“Il prigioniero coreano” di Kim Ki-duk
Regia di Kim Ki-Duk.
Un film con Ryoo Seung-Bum, Lee Won-Geun, Choi Gwi-Hwa, Jo Jae-Ryong, Won-geun Lee.
Titolo originale: Geumul.
Genere Drammatico – Corea del sud, 2016
“Il prigioniero coreano” è l’ultimo lavoro del regista sud coreano Kim Ki-duk, una personalità che, nonostante le difficoltà incontrate in patria per affermarsi ed essere riconosciuto dalla critica, gode al contrario in Europa di stima
e consenso praticamente unanime; tra i vari riconoscimenti ottenuti nel Vecchio Continente non si può non ricordare il Leone d’oro al miglior film ottenuto alla 69ª Mostra internazionale d’arte cinematografica di Venezia del 2012
con la pellicola “Pietà”.
“Il prigioniero coreano”, in uscita nelle sale italiane il 12 aprile, distribuito da Tucker Film, è un’opera di grande equilibrio strutturale e visivo che danza proprio sul confine
che divide le due Coree; qui infatti uno sfortunato pescatore del Nord si trova trascinato dalla corrente sul territorio del Sud, aprendo così un caso diplomatico, mediatico e quindi politico.
Aleggiano attorno al suo destino numerosi interrogativi, sapientemente diluiti dal regista nei 114 minuti di durata del film: il protagonista è forse una delle tante spie che tentano di intrufolarsi nel territorio nemico?
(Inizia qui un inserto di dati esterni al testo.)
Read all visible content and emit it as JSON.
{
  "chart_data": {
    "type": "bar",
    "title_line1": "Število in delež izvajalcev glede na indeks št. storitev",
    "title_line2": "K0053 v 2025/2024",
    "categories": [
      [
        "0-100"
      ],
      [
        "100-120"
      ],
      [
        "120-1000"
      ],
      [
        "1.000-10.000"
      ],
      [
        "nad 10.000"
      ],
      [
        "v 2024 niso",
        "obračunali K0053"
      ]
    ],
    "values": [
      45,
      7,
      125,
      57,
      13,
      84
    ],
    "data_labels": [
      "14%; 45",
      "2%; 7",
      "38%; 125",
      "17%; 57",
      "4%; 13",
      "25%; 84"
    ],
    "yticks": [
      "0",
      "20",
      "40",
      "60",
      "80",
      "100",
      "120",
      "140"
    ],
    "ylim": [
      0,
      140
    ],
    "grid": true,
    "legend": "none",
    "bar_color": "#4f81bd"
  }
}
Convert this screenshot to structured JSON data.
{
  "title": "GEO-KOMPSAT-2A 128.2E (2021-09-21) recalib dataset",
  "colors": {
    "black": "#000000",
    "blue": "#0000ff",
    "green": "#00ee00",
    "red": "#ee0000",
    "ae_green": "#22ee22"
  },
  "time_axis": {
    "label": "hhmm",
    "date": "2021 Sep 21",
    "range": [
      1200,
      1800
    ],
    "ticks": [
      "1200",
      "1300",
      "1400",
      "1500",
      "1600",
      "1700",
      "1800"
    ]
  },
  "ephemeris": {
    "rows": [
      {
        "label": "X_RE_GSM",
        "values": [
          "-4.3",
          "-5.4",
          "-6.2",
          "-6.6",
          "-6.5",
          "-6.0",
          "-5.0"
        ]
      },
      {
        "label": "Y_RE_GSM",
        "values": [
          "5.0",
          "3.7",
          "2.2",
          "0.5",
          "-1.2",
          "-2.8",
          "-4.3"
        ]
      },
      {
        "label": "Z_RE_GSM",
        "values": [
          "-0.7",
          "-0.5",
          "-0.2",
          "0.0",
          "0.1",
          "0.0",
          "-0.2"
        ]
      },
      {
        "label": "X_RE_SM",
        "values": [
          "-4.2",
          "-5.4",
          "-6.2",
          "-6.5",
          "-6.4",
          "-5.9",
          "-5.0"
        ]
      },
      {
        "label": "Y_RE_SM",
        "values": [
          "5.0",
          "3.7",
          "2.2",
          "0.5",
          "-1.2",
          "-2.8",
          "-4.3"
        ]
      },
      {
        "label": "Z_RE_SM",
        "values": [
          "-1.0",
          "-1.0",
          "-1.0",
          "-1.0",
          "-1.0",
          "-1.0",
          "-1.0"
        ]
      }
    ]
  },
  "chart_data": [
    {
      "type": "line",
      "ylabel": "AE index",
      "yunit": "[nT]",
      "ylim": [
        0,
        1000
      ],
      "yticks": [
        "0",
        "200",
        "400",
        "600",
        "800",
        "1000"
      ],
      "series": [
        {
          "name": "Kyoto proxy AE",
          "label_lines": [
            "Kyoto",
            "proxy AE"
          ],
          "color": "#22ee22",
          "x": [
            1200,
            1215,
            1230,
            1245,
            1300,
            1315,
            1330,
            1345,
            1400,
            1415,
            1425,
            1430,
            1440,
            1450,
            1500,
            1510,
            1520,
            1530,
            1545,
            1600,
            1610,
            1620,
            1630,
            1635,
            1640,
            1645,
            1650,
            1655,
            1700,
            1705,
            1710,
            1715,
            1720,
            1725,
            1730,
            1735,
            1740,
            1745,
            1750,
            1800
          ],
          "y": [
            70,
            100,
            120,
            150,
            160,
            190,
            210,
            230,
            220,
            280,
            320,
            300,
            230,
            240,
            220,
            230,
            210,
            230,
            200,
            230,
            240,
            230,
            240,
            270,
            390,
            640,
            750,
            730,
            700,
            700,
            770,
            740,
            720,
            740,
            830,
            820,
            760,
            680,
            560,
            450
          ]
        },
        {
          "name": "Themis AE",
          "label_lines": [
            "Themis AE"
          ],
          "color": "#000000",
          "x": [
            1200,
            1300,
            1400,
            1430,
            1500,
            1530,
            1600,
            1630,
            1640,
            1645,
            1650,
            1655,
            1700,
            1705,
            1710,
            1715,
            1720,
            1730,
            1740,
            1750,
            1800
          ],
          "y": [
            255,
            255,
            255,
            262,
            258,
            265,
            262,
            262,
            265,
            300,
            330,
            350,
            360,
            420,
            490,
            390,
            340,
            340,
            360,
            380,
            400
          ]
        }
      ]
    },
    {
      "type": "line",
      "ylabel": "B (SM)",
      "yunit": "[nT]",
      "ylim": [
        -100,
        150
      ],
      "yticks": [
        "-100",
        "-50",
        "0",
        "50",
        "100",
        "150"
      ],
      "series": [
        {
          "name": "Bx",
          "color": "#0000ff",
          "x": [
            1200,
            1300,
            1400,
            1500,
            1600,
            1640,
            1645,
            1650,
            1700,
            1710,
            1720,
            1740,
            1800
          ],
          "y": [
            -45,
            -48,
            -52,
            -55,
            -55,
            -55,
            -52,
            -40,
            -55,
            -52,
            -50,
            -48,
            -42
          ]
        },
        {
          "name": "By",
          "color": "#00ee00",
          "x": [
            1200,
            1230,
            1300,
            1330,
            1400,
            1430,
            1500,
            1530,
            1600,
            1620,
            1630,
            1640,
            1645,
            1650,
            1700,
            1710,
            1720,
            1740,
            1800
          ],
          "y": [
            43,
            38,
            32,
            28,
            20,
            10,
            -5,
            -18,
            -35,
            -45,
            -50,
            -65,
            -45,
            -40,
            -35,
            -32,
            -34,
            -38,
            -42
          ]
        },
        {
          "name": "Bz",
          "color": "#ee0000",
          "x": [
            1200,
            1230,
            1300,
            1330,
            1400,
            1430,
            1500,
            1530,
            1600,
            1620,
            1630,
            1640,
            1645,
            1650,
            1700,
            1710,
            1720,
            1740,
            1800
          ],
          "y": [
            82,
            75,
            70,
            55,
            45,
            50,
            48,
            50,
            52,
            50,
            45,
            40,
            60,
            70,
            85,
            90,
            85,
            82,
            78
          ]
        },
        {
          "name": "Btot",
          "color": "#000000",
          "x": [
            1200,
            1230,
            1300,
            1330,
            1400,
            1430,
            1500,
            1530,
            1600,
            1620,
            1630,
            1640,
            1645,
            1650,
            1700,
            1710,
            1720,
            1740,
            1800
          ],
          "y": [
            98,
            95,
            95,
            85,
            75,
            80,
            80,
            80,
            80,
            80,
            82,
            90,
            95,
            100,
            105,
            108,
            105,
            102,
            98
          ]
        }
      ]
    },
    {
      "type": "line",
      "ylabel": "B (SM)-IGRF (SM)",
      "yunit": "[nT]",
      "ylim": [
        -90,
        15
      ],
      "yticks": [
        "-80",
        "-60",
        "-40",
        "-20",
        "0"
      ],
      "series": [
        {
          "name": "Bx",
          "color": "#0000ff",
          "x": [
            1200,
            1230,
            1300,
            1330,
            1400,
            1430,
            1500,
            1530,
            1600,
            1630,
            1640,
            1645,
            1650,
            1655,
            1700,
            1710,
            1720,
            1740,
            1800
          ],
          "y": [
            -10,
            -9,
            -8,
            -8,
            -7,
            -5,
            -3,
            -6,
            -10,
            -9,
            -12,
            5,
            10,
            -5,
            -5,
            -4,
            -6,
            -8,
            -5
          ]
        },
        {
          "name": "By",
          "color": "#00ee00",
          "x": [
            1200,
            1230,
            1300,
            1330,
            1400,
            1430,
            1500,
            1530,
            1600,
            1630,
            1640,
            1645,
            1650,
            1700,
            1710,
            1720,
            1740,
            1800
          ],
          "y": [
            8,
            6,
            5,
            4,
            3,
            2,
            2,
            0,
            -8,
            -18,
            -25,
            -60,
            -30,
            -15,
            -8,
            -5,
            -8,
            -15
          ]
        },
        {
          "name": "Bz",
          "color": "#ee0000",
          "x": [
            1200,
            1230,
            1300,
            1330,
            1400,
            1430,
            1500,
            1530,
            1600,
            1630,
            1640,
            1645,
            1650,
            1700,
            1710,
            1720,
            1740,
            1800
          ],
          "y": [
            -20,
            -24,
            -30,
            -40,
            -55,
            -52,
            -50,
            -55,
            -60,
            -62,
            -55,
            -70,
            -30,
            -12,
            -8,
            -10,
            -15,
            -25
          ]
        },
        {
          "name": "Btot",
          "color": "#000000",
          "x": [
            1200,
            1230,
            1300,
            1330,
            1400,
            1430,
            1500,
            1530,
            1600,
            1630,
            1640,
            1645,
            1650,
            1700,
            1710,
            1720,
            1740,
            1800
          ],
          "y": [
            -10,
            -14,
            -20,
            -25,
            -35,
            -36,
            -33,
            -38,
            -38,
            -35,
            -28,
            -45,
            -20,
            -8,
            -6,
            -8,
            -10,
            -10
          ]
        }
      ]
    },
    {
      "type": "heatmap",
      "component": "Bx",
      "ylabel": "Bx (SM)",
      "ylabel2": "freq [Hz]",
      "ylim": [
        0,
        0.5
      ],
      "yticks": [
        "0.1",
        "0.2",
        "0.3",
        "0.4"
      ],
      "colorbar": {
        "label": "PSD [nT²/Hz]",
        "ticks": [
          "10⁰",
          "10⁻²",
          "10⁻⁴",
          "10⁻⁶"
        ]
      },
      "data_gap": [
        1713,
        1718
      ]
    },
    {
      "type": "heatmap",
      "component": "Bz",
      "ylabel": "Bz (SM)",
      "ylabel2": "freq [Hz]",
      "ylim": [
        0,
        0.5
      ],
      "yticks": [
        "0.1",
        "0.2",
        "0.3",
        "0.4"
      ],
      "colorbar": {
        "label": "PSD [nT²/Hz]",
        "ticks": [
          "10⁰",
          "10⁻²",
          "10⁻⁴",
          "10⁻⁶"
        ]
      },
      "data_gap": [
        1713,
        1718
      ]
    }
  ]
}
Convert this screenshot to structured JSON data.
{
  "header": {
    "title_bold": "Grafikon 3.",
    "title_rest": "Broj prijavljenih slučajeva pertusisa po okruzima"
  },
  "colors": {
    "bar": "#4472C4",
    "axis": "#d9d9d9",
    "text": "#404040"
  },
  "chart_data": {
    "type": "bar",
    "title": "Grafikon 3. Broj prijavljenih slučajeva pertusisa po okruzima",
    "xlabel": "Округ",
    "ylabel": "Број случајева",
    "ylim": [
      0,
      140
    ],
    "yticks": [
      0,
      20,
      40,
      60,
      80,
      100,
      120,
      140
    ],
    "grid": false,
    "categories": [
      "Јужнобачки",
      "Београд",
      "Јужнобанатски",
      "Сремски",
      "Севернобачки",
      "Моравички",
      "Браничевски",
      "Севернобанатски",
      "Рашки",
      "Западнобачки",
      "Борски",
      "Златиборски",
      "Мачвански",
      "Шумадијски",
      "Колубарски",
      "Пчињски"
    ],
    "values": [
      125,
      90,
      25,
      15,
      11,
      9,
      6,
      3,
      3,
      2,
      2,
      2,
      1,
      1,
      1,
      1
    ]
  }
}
Nel caso non lo sia, è giusto rimpatriarlo affinché si riunisca alla moglie e alla figlia?
O bisogna invece fare in modo che diserti, obbligandolo quindi ad abbracciare forzatamente la democrazia?
L’idea di libertà che emerge dalla pellicola è complessa e aperta, così come le scelte morali che i personaggi devono compiere.
Sicuramente Kim Ki-duk non celebra ciecamente l’Occidentalizzazione del Sud Corea, tenta semmai di cogliere le ragioni di un pescatore che, per quanto fedele ad un regime totalitario, ama la sua terra,
ama la sua famiglia e lotta fino a un passo dal suicidio
per ritornare a vivere la propria quotidianità (“Persino il sole era migliore al Nord”).
Tutto ciò si traduce in numerose scelte stilistiche a volte metaforiche e raffinate, a volte invece violente e dirette.
Si può osservare ad esempio un’alternanza bilanciata e funzionale tra gli spazi chiusi, soffocanti e legati a interrogatori violenti e a una forzata “autobiografia”, e gli spazi aperti naturali, il fiume su tutti, e metropolitani,
Seul e il suo consumismo sfrenato di merci e persone.
“Il prigioniero coreano” è un film che merita attenzione e che, forse, può essere sintetizzato da un semplice proverbio coreano che appare proprio al culmine della narrazione cinematografica: più forte è la luce, più forte è l’ombra.